By MA SI | China Daily | Updated: 2017-07-31 07:48

QR-vs-NFC game enlivens market

All major mobile pay tools are now accepted at a Zhengzhou airport shop in Henan province. MA JIAN / FOR CHINA DAILY

The competition in China's multibillion-dollar mobile payment market has intensified with Apple Inc stepping up efforts to challenge the dominance of Alibaba Group Holding Ltd and Tencent Holdings Ltd.

The US tech giant launched a large-scale promotion campaign for its mobile payment service Apple Pay earlier this month, in the hope of luring more technology-responsive consumers away from Alibaba's Alipay and Tencent's WeChat Pay.
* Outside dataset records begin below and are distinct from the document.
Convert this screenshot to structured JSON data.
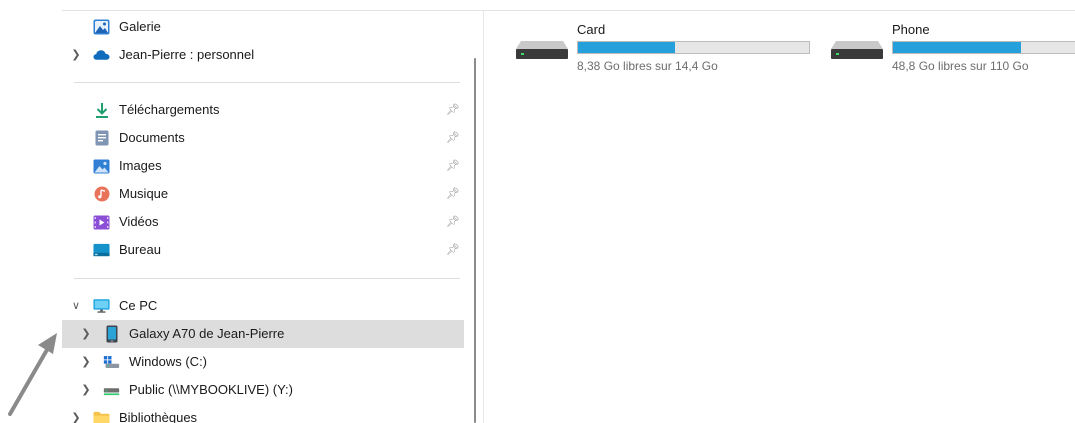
{
  "navigation": {
    "quick_items": [
      {
        "label": "Galerie",
        "icon": "gallery-icon"
      },
      {
        "label": "Jean-Pierre : personnel",
        "icon": "onedrive-cloud-icon",
        "expand": "chevron-right-icon"
      }
    ],
    "pinned_items": [
      {
        "label": "Téléchargements",
        "icon": "download-icon",
        "pin": "pin-icon"
      },
      {
        "label": "Documents",
        "icon": "documents-icon",
        "pin": "pin-icon"
      },
      {
        "label": "Images",
        "icon": "pictures-icon",
        "pin": "pin-icon"
      },
      {
        "label": "Musique",
        "icon": "music-icon",
        "pin": "pin-icon"
      },
      {
        "label": "Vidéos",
        "icon": "videos-icon",
        "pin": "pin-icon"
      },
      {
        "label": "Bureau",
        "icon": "desktop-folder-icon",
        "pin": "pin-icon"
      }
    ],
    "this_pc": {
      "label": "Ce PC",
      "icon": "computer-monitor-icon",
      "expand": "chevron-down-icon",
      "children": [
        {
          "label": "Galaxy A70 de Jean-Pierre",
          "icon": "phone-device-icon",
          "selected": true
        },
        {
          "label": "Windows (C:)",
          "icon": "windows-drive-icon",
          "selected": false
        },
        {
          "label": "Public (\\\\MYBOOKLIVE) (Y:)",
          "icon": "network-drive-icon",
          "selected": false
        }
      ]
    },
    "libraries": {
      "label": "Bibliothèques",
      "icon": "libraries-folder-icon"
    }
  },
  "drives": [
    {
      "name": "Card",
      "free_text": "8,38 Go libres sur 14,4 Go",
      "used_fraction": 0.418,
      "icon": "storage-drive-icon"
    },
    {
      "name": "Phone",
      "free_text": "48,8 Go libres sur 110 Go",
      "used_fraction": 0.556,
      "icon": "storage-drive-icon"
    }
  ],
  "colors": {
    "accent": "#26a0da",
    "selection": "#dddddd",
    "folder": "#f4c34b"
  }
}
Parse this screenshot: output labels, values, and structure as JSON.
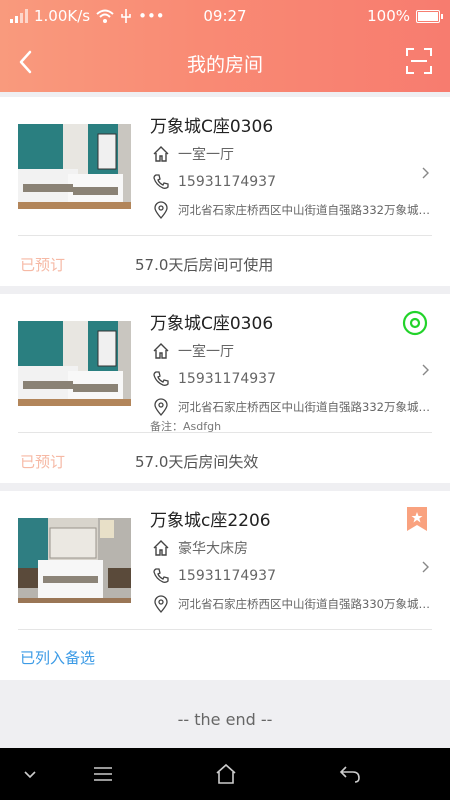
{
  "status_bar": {
    "speed": "1.00K/s",
    "time": "09:27",
    "battery": "100%"
  },
  "header": {
    "title": "我的房间"
  },
  "rooms": [
    {
      "name": "万象城C座0306",
      "type": "一室一厅",
      "phone": "15931174937",
      "address": "河北省石家庄桥西区中山街道自强路332万象城…",
      "status": "已预订",
      "message": "57.0天后房间可使用"
    },
    {
      "name": "万象城C座0306",
      "type": "一室一厅",
      "phone": "15931174937",
      "address": "河北省石家庄桥西区中山街道自强路332万象城…",
      "note": "备注：Asdfgh",
      "status": "已预订",
      "message": "57.0天后房间失效"
    },
    {
      "name": "万象城c座2206",
      "type": "豪华大床房",
      "phone": "15931174937",
      "address": "河北省石家庄桥西区中山街道自强路330万象城…",
      "status": "已列入备选"
    }
  ],
  "footer": {
    "end_text": "-- the end --"
  },
  "colors": {
    "accent": "#f98a74",
    "status_reserved": "#f6b9a5",
    "status_candidate": "#3c9be6",
    "target_green": "#22d32a",
    "bookmark": "#f9a27f"
  }
}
Unlike the two Chinese homegrown services which can be installed in all kinds of mobile devices, Apple Pay is only available for iPhone users. But Apple Pay appears to enjoy an advantage in its use of near field communication or NFC technology, which uses a chipset embedded in smartphones.

NFC technology allows contactless data exchange between devices and point-of-sale or POS terminals. The transaction is completed when users hold their phones near a POS portal. It is more convenient than Alipay and WeChat Pay, which are initiated by scanning a quick response or QR code, market people said.

But the key question is whether such convenience is recognized by consumers.

As part of its broader push to win more first-time users for its payment service, Apple partnered with both online and offline retailers to launch the promotion campaign.

From July 18 to 24, Apple Pay users in China who went shopping at certain retailers and supermarkets received benefits like huge discount offers and additional reward points.

The promotion involved 28 offline retail stores, supermarkets and restaurants such as Starbucks and Costa Coffee, as well as 16 internet merchants, including bike-sharing app Mobike, online travel app Ctrip and e-commerce site JD.

Jennifer Bailey, vice-president of Apple Pay, told financial content provider Caixin that the promotion came as the payment tool is expanding its scale and partnership with local banks.

According to Bailey, 97 percent of the Apple Pay users in China are very satisfied with the service and the company aims to encourage every iPhone user to opt for Apple Pay.

The promotion evoked a mixed response in China. At a Beijing branch of Burger King, a US-based fast-food chain, when a poster materialized announcing that customers can receive a 50-percent discount by using Apple Pay, only two of the 14 customers who paid bills in the next few minutes availed of the offer. Eight of them used Alipay or Wechat Pay, three used bank cards and one paid by cash.

In the first quarter of 2017, China's third-party mobile payment market saw transactions worth 18.8 trillion yuan ($2.78 trillion), up almost 47 percent year-on-year, according to Beijing-based research agency Analysys.

Alipay and WeChat Pay commanded market shares of nearly 54 percent and 40 percent respectively.

Li Chao, an analyst at iResearch Consulting Group, said NFC-based payment services still have a very limited presence in China. Consumers have been long accustomed to QR code-based payments

Li said huge resources and big efforts will be required to change consumer habits and preferences. "The (Apple Pay) promotion may be effective in the short term. But in the long term, Apple needs to come up with more services to differentiate itself from its rivals."